Laugh and Think Like a Christian

Have you heard the one about the twelve guys who got stuck on a boat and forgot to bring food? It’s hilarious. They had just come from a giant feast, where their leader had just turned a basket of bread and fish into enough food for four thousand hungry guests. So, you’re passing the “magic basket” around and you don’t think to grab a loaf and some tuna for yourself?

Anyways, these guys are on this boat, and they got no food, and their leader says to them, “Why are you talking about having no bread? How many leftover baskets were there the first time I fed the crowd? How many were leftover the second time I fed them? You guys are amazing!” (See Mark 8:14-21 for the original). I might not be telling it right, but it’s a classic!

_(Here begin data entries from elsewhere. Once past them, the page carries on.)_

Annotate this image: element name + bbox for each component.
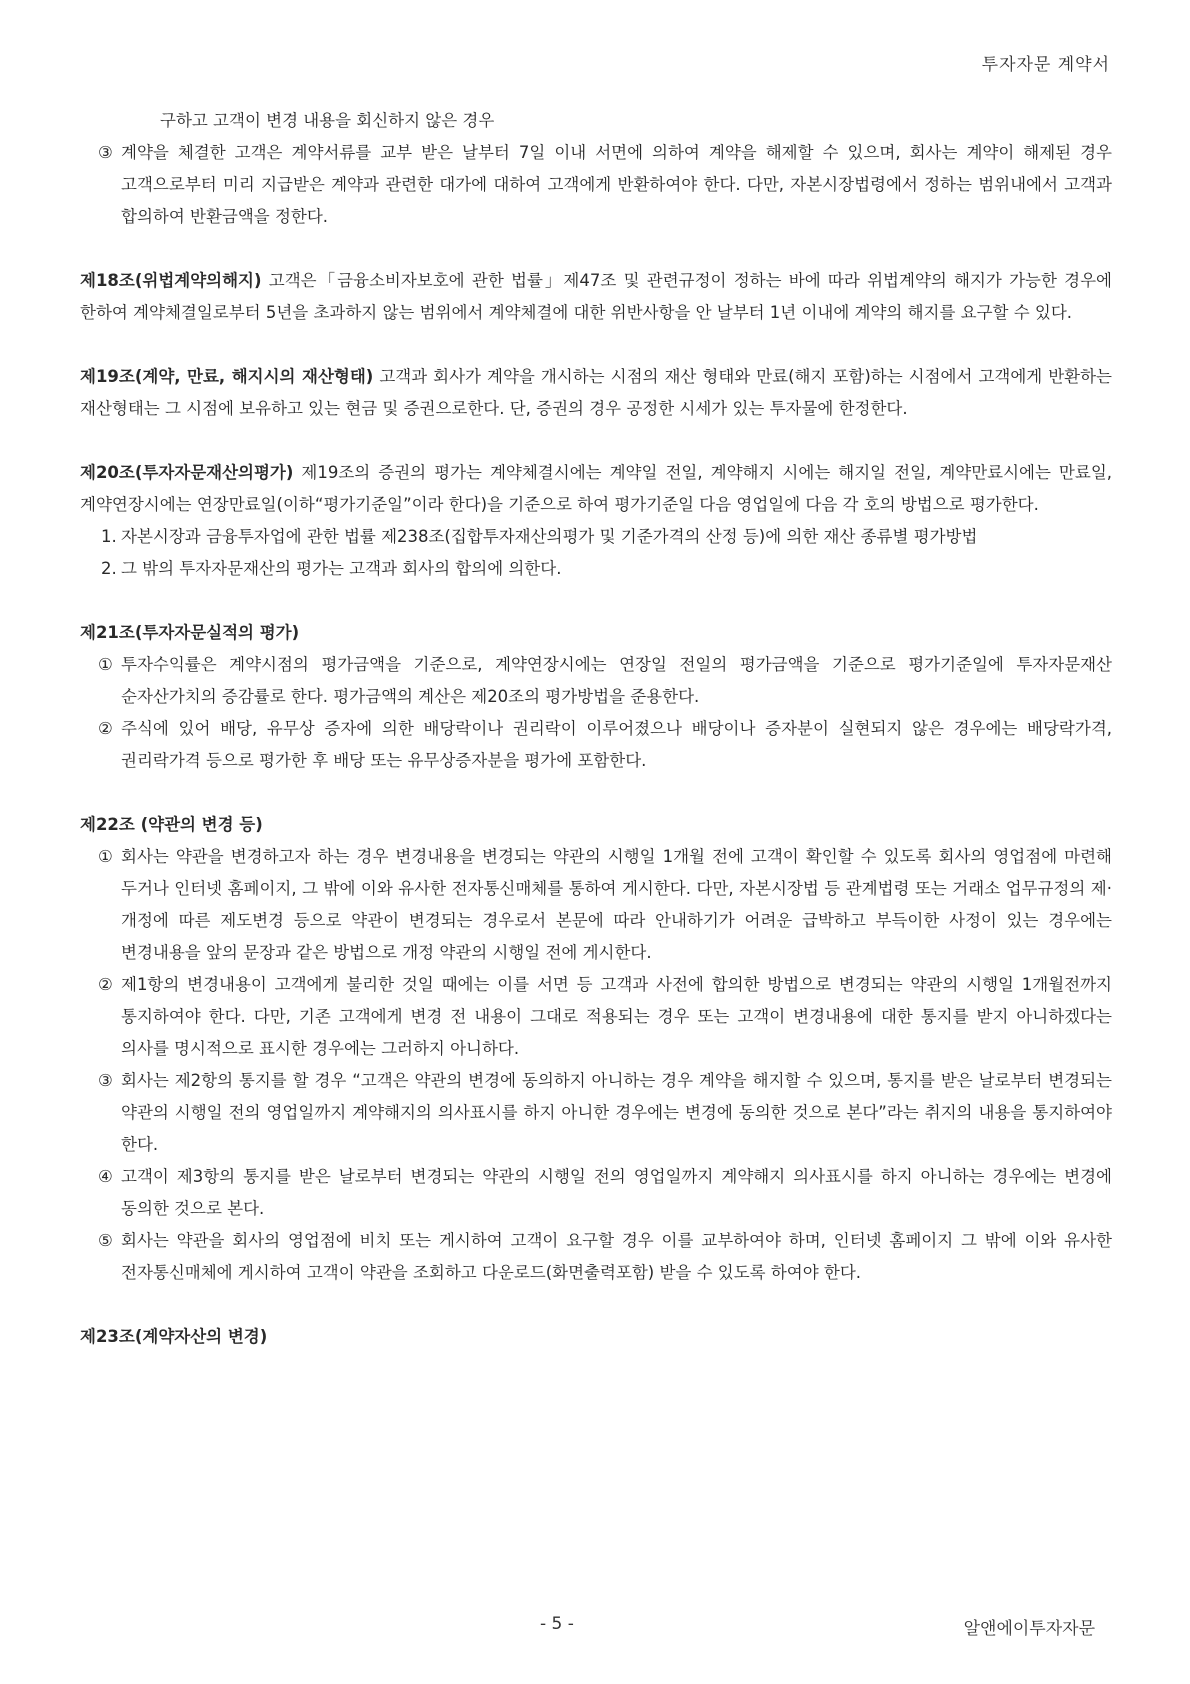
article-18	[80, 265, 1112, 329]
item-marker: ①	[98, 655, 113, 674]
item-text: 계약을 체결한 고객은 계약서류를 교부 받은 날부터 7일 이내 서면에 의하여 계약을 해제할 수 있으며, 회사는 계약이 해제된 경우 고객으로부터 미리 지급받은 계약과 관련한 대가에 대하여 고객에게 반환하여야 한다. 다만, 자본시장법령에서 정하는 범위내에서 고객과 합의하여 반환금액을 정한다.	[121, 143, 1112, 226]
item-marker: ②	[98, 975, 113, 994]
list-item	[80, 969, 1112, 1065]
article-18-title: 제18조(위법계약의해지)	[80, 271, 262, 290]
item-marker: ②	[98, 719, 113, 738]
list-item	[80, 1161, 1112, 1225]
footer-company-name: 알앤에이투자자문	[963, 1619, 1095, 1639]
continued-line: 구하고 고객이 변경 내용을 회신하지 않은 경우	[160, 111, 495, 130]
list-item	[80, 553, 1112, 585]
article-20-text: 제19조의 증권의 평가는 계약체결시에는 계약일 전일, 계약해지 시에는 해지일 전일, 계약만료시에는 만료일, 계약연장시에는 연장만료일(이하“평가기준일”이라 한다)을 기준으로 하여 평가기준일 다음 영업일에 다음 각 호의 방법으로 평가한다.	[80, 463, 1112, 514]
item-marker: ③	[98, 143, 113, 162]
document-body	[80, 105, 1112, 1353]
item-marker: 1.	[101, 527, 117, 546]
article-19	[80, 361, 1112, 425]
item-marker: ①	[98, 847, 113, 866]
article-23-title: 제23조(계약자산의 변경)	[80, 1327, 268, 1346]
article-19-title: 제19조(계약, 만료, 해지시의 재산형태)	[80, 367, 374, 386]
item-marker: ③	[98, 1071, 113, 1090]
article-21-title: 제21조(투자자문실적의 평가)	[80, 623, 300, 642]
item-text: 회사는 제2항의 통지를 할 경우 “고객은 약관의 변경에 동의하지 아니하는 경우 계약을 해지할 수 있으며, 통지를 받은 날로부터 변경되는 약관의 시행일 전의 영업일까지 계약해지의 의사표시를 하지 아니한 경우에는 변경에 동의한 것으로 본다”라는 취지의 내용을 통지하여야 한다.	[121, 1071, 1112, 1154]
page-number: - 5 -	[540, 1614, 574, 1634]
item-text: 투자수익률은 계약시점의 평가금액을 기준으로, 계약연장시에는 연장일 전일의 평가금액을 기준으로 평가기준일에 투자자문재산 순자산가치의 증감률로 한다. 평가금액의 계산은 제20조의 평가방법을 준용한다.	[121, 655, 1112, 706]
article-18-text: 고객은「금융소비자보호에 관한 법률」제47조 및 관련규정이 정하는 바에 따라 위법계약의 해지가 가능한 경우에 한하여 계약체결일로부터 5년을 초과하지 않는 범위에서 계약체결에 대한 위반사항을 안 날부터 1년 이내에 계약의 해지를 요구할 수 있다.	[80, 271, 1112, 322]
list-item	[80, 137, 1112, 233]
item-marker: ④	[98, 1167, 113, 1186]
article-20	[80, 457, 1112, 521]
list-item	[80, 521, 1112, 553]
item-text: 회사는 약관을 변경하고자 하는 경우 변경내용을 변경되는 약관의 시행일 1개월 전에 고객이 확인할 수 있도록 회사의 영업점에 마련해 두거나 인터넷 홈페이지, 그 밖에 이와 유사한 전자통신매체를 통하여 게시한다. 다만, 자본시장법 등 관계법령 또는 거래소 업무규정의 제·개정에 따른 제도변경 등으로 약관이 변경되는 경우로서 본문에 따라 안내하기가 어려운 급박하고 부득이한 사정이 있는 경우에는 변경내용을 앞의 문장과 같은 방법으로 개정 약관의 시행일 전에 게시한다.	[121, 847, 1112, 962]
item-marker: 2.	[101, 559, 117, 578]
list-item	[80, 713, 1112, 777]
article-19-text: 고객과 회사가 계약을 개시하는 시점의 재산 형태와 만료(해지 포함)하는 시점에서 고객에게 반환하는 재산형태는 그 시점에 보유하고 있는 현금 및 증권으로한다. 단, 증권의 경우 공정한 시세가 있는 투자물에 한정한다.	[80, 367, 1112, 418]
item-text: 회사는 약관을 회사의 영업점에 비치 또는 게시하여 고객이 요구할 경우 이를 교부하여야 하며, 인터넷 홈페이지 그 밖에 이와 유사한 전자통신매체에 게시하여 고객이 약관을 조회하고 다운로드(화면출력포함) 받을 수 있도록 하여야 한다.	[121, 1231, 1112, 1282]
list-item	[80, 1065, 1112, 1161]
item-text: 자본시장과 금융투자업에 관한 법률 제238조(집합투자재산의평가 및 기준가격의 산정 등)에 의한 재산 종류별 평가방법	[121, 527, 978, 546]
document-header-title: 투자자문 계약서	[981, 55, 1110, 75]
item-text: 제1항의 변경내용이 고객에게 불리한 것일 때에는 이를 서면 등 고객과 사전에 합의한 방법으로 변경되는 약관의 시행일 1개월전까지 통지하여야 한다. 다만, 기존 고객에게 변경 전 내용이 그대로 적용되는 경우 또는 고객이 변경내용에 대한 통지를 받지 아니하겠다는 의사를 명시적으로 표시한 경우에는 그러하지 아니하다.	[121, 975, 1112, 1058]
item-text: 고객이 제3항의 통지를 받은 날로부터 변경되는 약관의 시행일 전의 영업일까지 계약해지 의사표시를 하지 아니하는 경우에는 변경에 동의한 것으로 본다.	[121, 1167, 1112, 1218]
article-22-title: 제22조 (약관의 변경 등)	[80, 815, 263, 834]
item-marker: ⑤	[98, 1231, 113, 1250]
article-20-title: 제20조(투자자문재산의평가)	[80, 463, 294, 482]
list-item	[80, 841, 1112, 969]
list-item	[80, 649, 1112, 713]
item-text: 그 밖의 투자자문재산의 평가는 고객과 회사의 합의에 의한다.	[121, 559, 562, 578]
list-item	[80, 1225, 1112, 1289]
item-text: 주식에 있어 배당, 유무상 증자에 의한 배당락이나 권리락이 이루어졌으나 배당이나 증자분이 실현되지 않은 경우에는 배당락가격, 권리락가격 등으로 평가한 후 배당 또는 유무상증자분을 평가에 포함한다.	[121, 719, 1112, 770]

Don’t let anyone tell you that God doesn’t have a sense of humour. All you got to do is look in the mirror to figure that one out. Laughter may not be a major theme of the Bible, but there is evidence of the importance of laughter throughout it.

Remember the one about the hundred-year-old couple who God promised they would have a baby? They laughed out loud. Both of them! To God’s face! You gotta be kidding me. But the joke was on them, because that old woman had a baby and she named him Isaac, which means “he laughs.” You can’t make this stuff up.

God invented laughter and a time for it (Ecclesiastes 3:4). In some cases, laughter was a way of mocking the foolish (Psalm 2:4; 37:13; 52:6; 59:8; Proverbs 1:26; Matthew 9:24; Mark 5:40). Other places, laughter is about God-given pleasure or joy (Ecclesiastes 10:19).

You gotta remember the one about the rich guy named Job who had it all and then one day his life became a living hell. What’s so funny about that one, you say? I grant you, it’s not a knee-slapper, but Job’s friends remind him that one day, he would look back on all the crap going on in his life and laugh (Job 5:22; 8:21). The man had boils on his boils! Every cow, goat and sheep caught the 3:10 to Yuma, people! Do you have friends who give you advice like this in moments like this? The joke, of course, is that when all is said and done, he does get to look back on it all and laugh, figuratively speaking.

Some of you read the title of this post and cringed. “What kind of sacrilege is he writing about today?” The point of this devo I hope has been made clear. I want you to laugh and think at the same time. To err is human; to laugh divine. Perhaps some of us should have that tattooed to our backsides.